Core Concepts
A deep learning-based method, miniML, enables highly accurate and automated detection of spontaneous synaptic events in electrophysiological and optical recordings.
Abstract
The authors developed a deep learning-based method called miniML for detecting spontaneous synaptic events in electrophysiological and optical recordings. Key highlights:
miniML uses a convolutional neural network and long short-term memory architecture to classify data segments as containing a synaptic event or not.
The model was trained on a large dataset of manually annotated synaptic events and non-events from cerebellar granule cell recordings.
Comparative analysis showed that miniML outperforms existing event detection methods in terms of precision and recall across a range of signal-to-noise ratios.

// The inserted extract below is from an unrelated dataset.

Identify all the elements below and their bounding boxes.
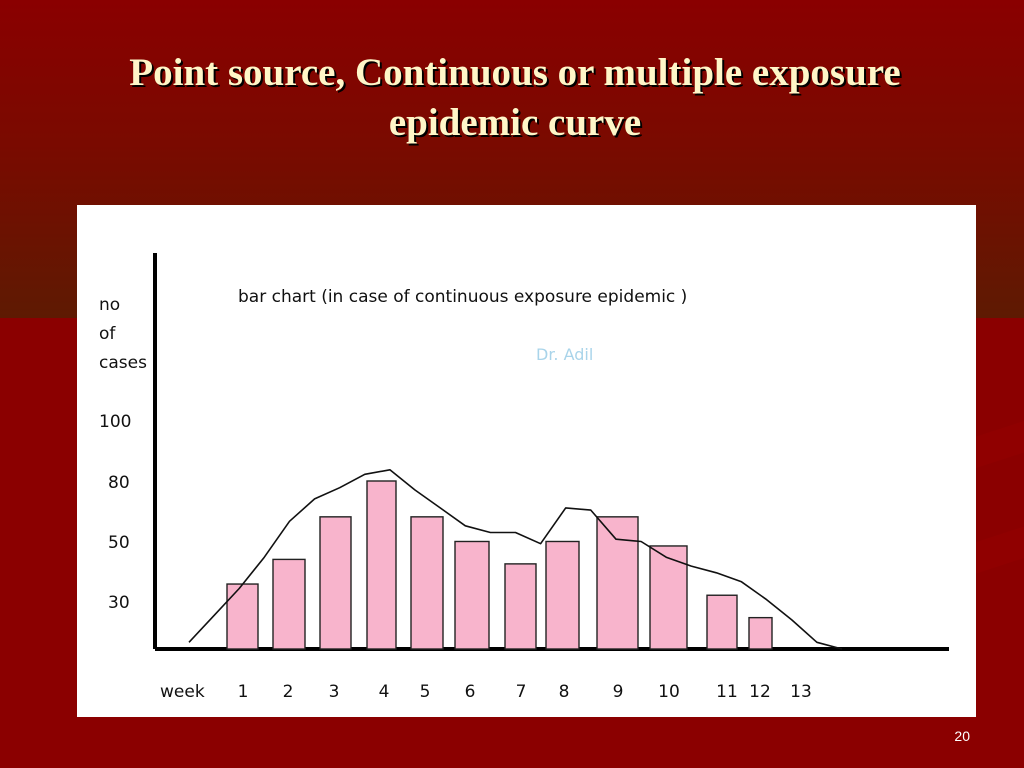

miniML is largely threshold-independent, enabling robust and reproducible event detection without the need for manual inspection.
The method generalizes well to diverse synaptic preparations, recording techniques, and animal species, including mouse cerebellar, auditory brainstem, and human iPSC-derived neurons, as well as Drosophila neuromuscular junctions.
Transfer learning allows adapting miniML to new datasets with minimal additional training data.
The authors demonstrate miniML's utility in revealing the diversity of synaptic event kinetics in an ex vivo whole brain preparation.
The open-source implementation of miniML enables seamless integration into existing data analysis pipelines.
Overall, miniML provides a comprehensive and versatile framework for automated, reliable, and standardized analysis of synaptic events, advancing the field of synaptic physiology.
Stats
"Synaptic events are often small in size, resulting in a low signal-to-noise ratio (SNR), and their stochastic occurrence further complicates reliable detection and evaluation."
"Event amplitudes were drawn from a log-normal distribution with variance 0.4. Mean amplitude was varied to generate diverse signal-to-noise ratios."
"Decay time constants were drawn from a normal distribution with mean 1.0 ms and variance 0.25 ms."
"The average event frequency was 0.7 Hz with a minimum spacing of 3 ms."
Quotes
"Quantitative information about synaptic transmission is key to our understanding of neural function. Spontaneously occurring synaptic events carry fundamental information about synaptic function and plasticity."
"Alterations in spontaneous neurotransmission have been observed in models of different neurodevelopmental and neurodegenerative disorders."
"Artificial intelligence (AI) technologies such as deep learning (LeCun et al., 2015) can significantly enhance biological data analysis (Richards et al., 2022) and thus contribute to a better understanding of neural function."